L'obtention de substances dont l'action est atténuée jusqu'à l'annulation, grâce à une dilution poussée jusqu'à l'incertitude d'un résidu actif du produit nocif, a, de toute façon, soulagé les inventeurs de toute crainte d'effet indésirable. Il n'est même pas sûr que le produit normalement nocif, soit détectable dans la préparation. L'empreinte de son passage, probable selon la dilution, suffit à le considérer comme présent, quoique indosable, indétectable.

Les médecins et les patients qui ont adopté l'ensemble, la théorie de l'activité présumée, n'ont pas eu, à partir de ces principes de base, à craindre des accidents de sur-dosage. Les effets subjectifs ressentis ont été mis sur le compte de la nouvelle thérapeutique. Les échecs évidents ont poussé dehors en douceur, des patients et des praticiens réellement déçus. 

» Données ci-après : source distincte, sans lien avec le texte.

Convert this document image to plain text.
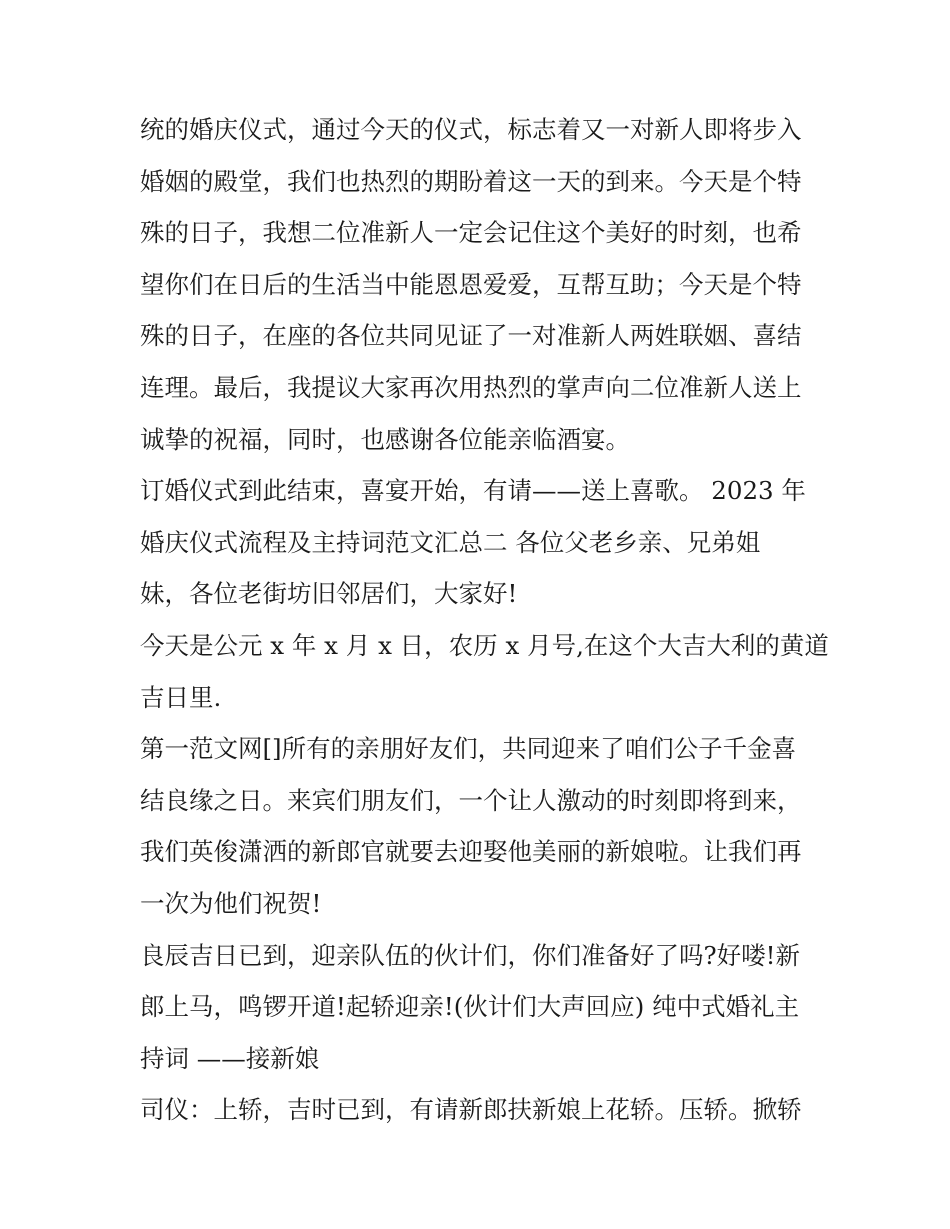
统的婚庆仪式，通过今天的仪式，标志着又一对新人即将步入
婚姻的殿堂，我们也热烈的期盼着这一天的到来。今天是个特
殊的日子，我想二位准新人一定会记住这个美好的时刻，也希
望你们在日后的生活当中能恩恩爱爱，互帮互助；今天是个特
殊的日子，在座的各位共同见证了一对准新人两姓联姻、喜结
连理。最后，我提议大家再次用热烈的掌声向二位准新人送上
诚挚的祝福，同时，也感谢各位能亲临酒宴。
订婚仪式到此结束，喜宴开始，有请——送上喜歌。 2023 年
婚庆仪式流程及主持词范文汇总二 各位父老乡亲、兄弟姐
妹，各位老街坊旧邻居们，大家好!
今天是公元 x 年 x 月 x 日，农历 x 月号,在这个大吉大利的黄道
吉日里.
第一范文网[]所有的亲朋好友们，共同迎来了咱们公子千金喜
结良缘之日。来宾们朋友们，一个让人激动的时刻即将到来，
我们英俊潇洒的新郎官就要去迎娶他美丽的新娘啦。让我们再
一次为他们祝贺!
良辰吉日已到，迎亲队伍的伙计们，你们准备好了吗?好喽!新
郎上马，鸣锣开道!起轿迎亲!(伙计们大声回应) 纯中式婚礼主
持词 ——接新娘
司仪：上轿，吉时已到，有请新郎扶新娘上花轿。压轿。掀轿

Apparue au dix-neuvième siècle, l'homéopathie a consolidé sa place dans la pratique médicale, rassemblant suffisammant de satisfaits, séduisant de façon équilibrée des praticiens et des souffrants d'affections diverses, non mortelles à l'échelle du temps d'exposition, soigneusement dosé et contrôlé par les usagers.

L'homéopathie rassemble ses fidèles, veille scrupuleusement sur eux, et fait tourner une "industrie" pharmaceutique sans risques, par défaut, ou par excès.

C'est cette dernière qui fait parler en ce moment, de supprimer le remboursement, pourtant léger, de ses préparations sans risques. Questions de principe.

Le déremboursement des "médicaments" homéopathiques n'entamera qu'un court moment la demande et la pratique de cette "médecine". Dont les patients resteront fidèles tant qu'ils iront bien, car, en fait, ils sont bien soignés, de ce qu'ils n'ont pas, et bien surveillés, pour ce qu'ils pourraient avoir*.

Ce qui est en jeu n'est qu'un principe, La Science. Psycho-rigide et orgueilleuse. Quant à la santé, c'est un état précaire qui ne présage rien de bon**

* et ** Knock ou le triomphe de la médecine, pièce de Jules Romains.

P.S. Il y a tellement longtemps que je me suis penché sur cette théorie et ses conclusions, que j'ai eu du mal à m'y retrouver. Ça ne bouleverse pas les rapports entre cette théorie, et la science. Qui, du haut de ses principes, disqualifie , entre autres "théories"non démontrables", l'homéopathie. Ma défense ne se justifie que par le bénéfice qu'en retirent, sans le savoir, des malades imaginaires, auxquels sont évités des traitements actifs inappropriés. L'essentiel est que chaque soignant sache ce qu'il fait.